If you keep backyard chickens, you almost certainly have flies in your yard too.
Here’s everything you need to know about the potential risks flies present to your chickens, and how to get rid of them.
Do chickens eat flies? Yes, chickens do eat flies and there is little risk in them doing so. They don’t tend to go out of their way to eat them though, you’ll need to take action yourself to get rid of flies in their coop.
Do Chickens Attract Flies?
If you have backyard chickens, you almost certainly have flies hanging around.
It’s not the chickens themselves that are attracting those flies though, it’s the smell of food, decomposing matter, and their poop.
Chickens poop a lot, so this is the main reason why you’ll almost certainly have flies hanging around.
Are Flies Harmful to Chickens?
For the most part, flies are not harmful to chickens when kept under control.
If you start having a serious problem like an infestation, however, then there are some potential health and stress issues that can arise.
The WHO explains that flies can pick up and spread disease-causing organisms while hopping from poop and decomposing matter to chickens and even us.
Let’s not play this down, we all know flies like to stand, walk, and feed on poop and other things that we wouldn’t ever go anywhere near.
They then fly around in our homes, the chicken coop, and walk all over surfaces we come into contact with.
It’s not a nice thought.
Then chickens eat them….
So, there is always a small risk that a fly is carrying some kind of bacteria or parasite that they will transmit to your flock.
I have read that they can transmit roundworms and tapeworms. Two types of parasites that can cause some issues to your flock once they’re in their digestive system.
That’s a reason to do something about a fly problem in your yard and not leave it up to your flock to peck away and reduce the numbers for you!
Related content - Do chickens eat stink bugs?
How Do You Get Rid of Flies Around Chickens?
It might take trying a few different things, but you can get rid of flies around your chickens and their coop if you implement the following measures:
Keep Their Coop Clean
This is the number one priority. A clean coop will reduce the number of flies frequenting their coop.
Pay special attention to any damp areas in their coop, their nesting boxes, and areas they poop a lot such as under their roosting perch.
If you haven’t yet started using diatomaceous earth I recommend doing so. I’ve talked about DE a few times on this blog because it has so many uses with backyard flocks, it’s fair to say I’m a huge fan.
Sprinkling some in their coop will help dry out droppings and damp areas, kill other parasites, lice, and fly lava if present, and more. It’s awesome.
I also covered some best practices for when to change out coop bedding in this post.
Here's the food grade diatomaceous earth I recommend using available on Amazon:
Use Fly Traps
It’s probably not going to be possible to get a fly problem under control without using some forms of flytrap.
There are a number of different products on the market, and I’ve used most of them over the years.
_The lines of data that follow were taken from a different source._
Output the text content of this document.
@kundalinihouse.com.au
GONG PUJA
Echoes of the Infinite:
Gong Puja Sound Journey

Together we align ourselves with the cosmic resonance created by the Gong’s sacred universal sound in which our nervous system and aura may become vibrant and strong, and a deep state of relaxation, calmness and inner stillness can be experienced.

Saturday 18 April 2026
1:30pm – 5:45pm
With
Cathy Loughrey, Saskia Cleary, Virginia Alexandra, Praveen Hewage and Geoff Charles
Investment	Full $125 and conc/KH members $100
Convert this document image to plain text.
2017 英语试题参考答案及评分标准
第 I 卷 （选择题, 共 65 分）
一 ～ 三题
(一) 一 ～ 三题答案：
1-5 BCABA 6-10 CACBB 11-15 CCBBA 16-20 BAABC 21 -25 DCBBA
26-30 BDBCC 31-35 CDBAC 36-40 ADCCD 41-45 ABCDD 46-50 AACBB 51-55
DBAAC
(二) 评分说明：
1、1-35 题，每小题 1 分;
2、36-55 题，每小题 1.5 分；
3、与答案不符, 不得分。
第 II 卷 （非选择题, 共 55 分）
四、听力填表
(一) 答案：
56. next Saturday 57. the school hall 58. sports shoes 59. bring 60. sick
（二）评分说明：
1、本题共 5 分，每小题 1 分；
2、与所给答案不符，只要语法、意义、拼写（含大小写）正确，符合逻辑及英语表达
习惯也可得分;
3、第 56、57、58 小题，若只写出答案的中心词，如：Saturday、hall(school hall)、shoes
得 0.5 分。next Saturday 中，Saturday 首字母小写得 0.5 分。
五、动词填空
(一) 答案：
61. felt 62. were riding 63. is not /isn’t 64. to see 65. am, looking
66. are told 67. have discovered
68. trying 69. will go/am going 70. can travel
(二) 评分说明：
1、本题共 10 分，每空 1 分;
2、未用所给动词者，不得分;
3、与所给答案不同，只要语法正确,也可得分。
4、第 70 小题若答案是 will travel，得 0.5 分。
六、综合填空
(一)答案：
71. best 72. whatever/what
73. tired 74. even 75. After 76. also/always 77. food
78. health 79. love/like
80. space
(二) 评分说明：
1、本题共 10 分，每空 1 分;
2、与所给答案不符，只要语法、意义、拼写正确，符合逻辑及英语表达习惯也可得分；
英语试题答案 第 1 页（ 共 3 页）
For me, one that stands far above the rest on pure effectiveness as attracting and killing flies is the Captivator.
This large container can hold up to two quarts of flies, and while it’s totally gross when filled with dead flies, it’s a clear sign that it works.
It uses some kind of scent that attracts flies. I’m not sure exactly what it is and what it does to them, but they literally cannot resist it!
All you have to do is mix a little water with the attractant and it’s good to go. The manufacturer states that it does not use any harsh chemicals or insecticides, so there are no dangers to other pets and children that may be able to reach it.
It’ll trap house flies, horse flies, black soldier flies, fruit flies, all the common types of fly I can think of that you would see in your yard.
Protect Their Food and Water
If you have a number of flies zipping around your chicken’s food and water, the risk of diseases being spread is magnified.
Move their food and water supplies to an area with fewer flies is possible. Don’t leave excess food out to spoil, don’t put any in the hot sun, do what you can to reduce the attraction for flies.
No matter how serious your fly problem is, avoid using chemical insecticides.
First of all, there’s no need to use harsh chemicals. I’ve known people with some serious infestation problems that were able to get the situation under control.
They had to dump a few full Captivator’s out a day for a while along with some other measures, which was disgusting. But they got there.
The second issue with using chemical solutions is that they will also be harmful to chickens and other wildlife. As well as natural fly predators that may be helping.
In Summary - Do Chickens Eat Flies?
Chickens do eat flies, yes. They eat most insects, bugs, and small pests.
Eating a few flies on occasion doesn’t present much of a health risk. But flies are capable of carrying and transmitting diseases, so it’s something to be aware of.
If you have a fly problem in your yard, you’re going to need to step in and do something about it.
Not just to reduce the risk of disease. Having flies buzzing around is annoying to both us and chickens.
With a combination of ramping up the cleaning, and using food grade diatomaceous earth and fly traps, and following the tips in this article - I’m sure you’ll be able to get the situation under control.